At this point, consistency probably sounds amazing, and in fact that quality dominated the industry for a long time. The problem, though, arises when the system served by the database begins to grow.

Ideally, as the load begins to climb on the server hosting the database, you'd be able to introduce a new host and balance the load between them. Let's return to our example, now adding in servers X and Y:

A opens a transaction on the table through X
A gets the largest value in the database (a = 4)
B opens a transaction on the table through Y
Y communicates with X to determine that a transaction is already open, so B has to wait
A writes a + 1 to the database (5)
A closes the transaction
B gets the largest value in the database (b = 5)
B closes the transaction
B writes b + 1 to the database (6)

As you can see, to maintain consistency communication must occur between the two servers. Maybe this doesn't sound so bad, but now consider what happens when you have 1000 machines. Whenever a transaction is opened on any one of them, it must somehow be aware of transactions on all 999 other machines to continue to provide this guarantee.

It's debatable if this assurance is even possible at such a large scale, but even if it were the amount of time necessary to check completely would be astronomical. During this time, the host would be unavailable, and the only way to provide availability at this scale is to sacrifice this consistency.

Horizontal vs Vertical Scaling

Because consistency dominated the industry for so long, the only reasonable way of handling more load as systems scaled was to upgrade to bigger and bigger machines. This is also known as vertical scaling, and leads to individual extremely expensive machines.

Systems that prefer availability give us a different option. Instead of buying bigger and bigger machines it's possible to buy lots of cheap ones. This is what's known as horizontal scaling, and is what happens at large copanies.

Types of Databases

This tension between consistency and scalability means different types of databases are appropriate in different situations. When considering what database to use, you should think about these tradeoffs and which direction is better for the situation.

Relational Databases

When you don't think things will scale to millions of transactions, you can't beat the reliability of a traditional database. These systems are rock solid and you never have to worry about issues resulting from inconsistent state.

Typical options here include Oracle and PostgreSQL. There are a ton of different implementations, though, and they all conform to a common language called SQL. Most will build extensions to the language that allow more complex queries, but if you limit use of those special forms it's not an inordinate amount of effort to move between databases.

NoSQL

If you think the system is going to need to eventually handle a massive amount of traffic, it's worth considering a NoSQL database. Unlike relational databases, these will all look extremely different, and each has its own specific query language. Popular choices in this category include Redis, Mongo and Cassandra, each providing different performance tradeoffs.

One term that's thrown around in these communities is eventual consistency.
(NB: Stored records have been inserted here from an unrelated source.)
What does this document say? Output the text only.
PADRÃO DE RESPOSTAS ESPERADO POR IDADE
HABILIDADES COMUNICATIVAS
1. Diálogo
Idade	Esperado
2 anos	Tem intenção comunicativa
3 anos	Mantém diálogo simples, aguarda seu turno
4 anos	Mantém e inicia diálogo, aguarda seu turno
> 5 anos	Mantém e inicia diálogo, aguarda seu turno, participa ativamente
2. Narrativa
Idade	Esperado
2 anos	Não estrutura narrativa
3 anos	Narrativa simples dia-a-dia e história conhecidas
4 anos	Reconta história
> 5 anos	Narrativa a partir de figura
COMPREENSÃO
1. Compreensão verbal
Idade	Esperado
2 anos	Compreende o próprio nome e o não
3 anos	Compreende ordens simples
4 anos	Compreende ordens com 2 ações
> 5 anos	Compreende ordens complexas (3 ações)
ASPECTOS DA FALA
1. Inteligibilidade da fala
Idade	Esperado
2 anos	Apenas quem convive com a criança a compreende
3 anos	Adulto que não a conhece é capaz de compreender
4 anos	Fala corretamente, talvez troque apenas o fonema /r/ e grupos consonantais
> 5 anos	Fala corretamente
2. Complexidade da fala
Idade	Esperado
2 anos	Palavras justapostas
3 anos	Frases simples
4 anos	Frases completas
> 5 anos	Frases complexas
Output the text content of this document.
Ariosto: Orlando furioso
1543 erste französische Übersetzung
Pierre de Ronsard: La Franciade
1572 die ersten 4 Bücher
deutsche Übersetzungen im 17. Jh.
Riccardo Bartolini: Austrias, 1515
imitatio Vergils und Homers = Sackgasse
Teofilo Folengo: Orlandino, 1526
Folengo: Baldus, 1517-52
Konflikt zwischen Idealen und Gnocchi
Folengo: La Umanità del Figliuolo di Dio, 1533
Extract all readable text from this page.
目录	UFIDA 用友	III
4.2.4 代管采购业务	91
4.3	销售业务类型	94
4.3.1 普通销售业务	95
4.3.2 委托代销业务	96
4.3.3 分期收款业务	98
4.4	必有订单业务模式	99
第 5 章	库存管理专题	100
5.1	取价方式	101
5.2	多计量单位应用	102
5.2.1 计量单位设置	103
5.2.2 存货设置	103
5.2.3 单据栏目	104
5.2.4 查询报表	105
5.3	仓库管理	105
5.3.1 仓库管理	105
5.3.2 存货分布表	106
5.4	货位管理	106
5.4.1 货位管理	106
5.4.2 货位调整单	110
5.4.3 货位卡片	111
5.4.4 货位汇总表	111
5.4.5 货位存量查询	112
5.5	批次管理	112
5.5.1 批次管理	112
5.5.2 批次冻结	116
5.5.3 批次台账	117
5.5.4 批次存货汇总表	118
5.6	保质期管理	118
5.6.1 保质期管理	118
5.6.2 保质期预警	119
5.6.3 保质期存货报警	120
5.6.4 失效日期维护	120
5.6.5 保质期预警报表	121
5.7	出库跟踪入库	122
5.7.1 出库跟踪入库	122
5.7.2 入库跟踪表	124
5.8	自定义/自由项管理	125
All this really means is that, even though they can't provide full consistency, the database eventually becomes consistent through replicating the data across machines.

There are also some more specialized databases out there that fall under the umbrella of NoSQL. These include things like graph and object databases, and generally serve more specialized purposes.

Testing

When it comes to databases, testing can get fairly complicated. If you use the database that runs in production during tests, it can incur substantial performance penalties that make it difficult to run your tests frequently. In addition, getting a database set up in a Continuous Integration system can be relatively complicated.

To combat this, I'll be adding some facilities to the codebase which allow you to isolate the database interactions. You'll still need to design the queries, but writing unit tests to ensure the queries work correctly is going to be too complex for this course. This concept will be covered more thoroughly in the assignment.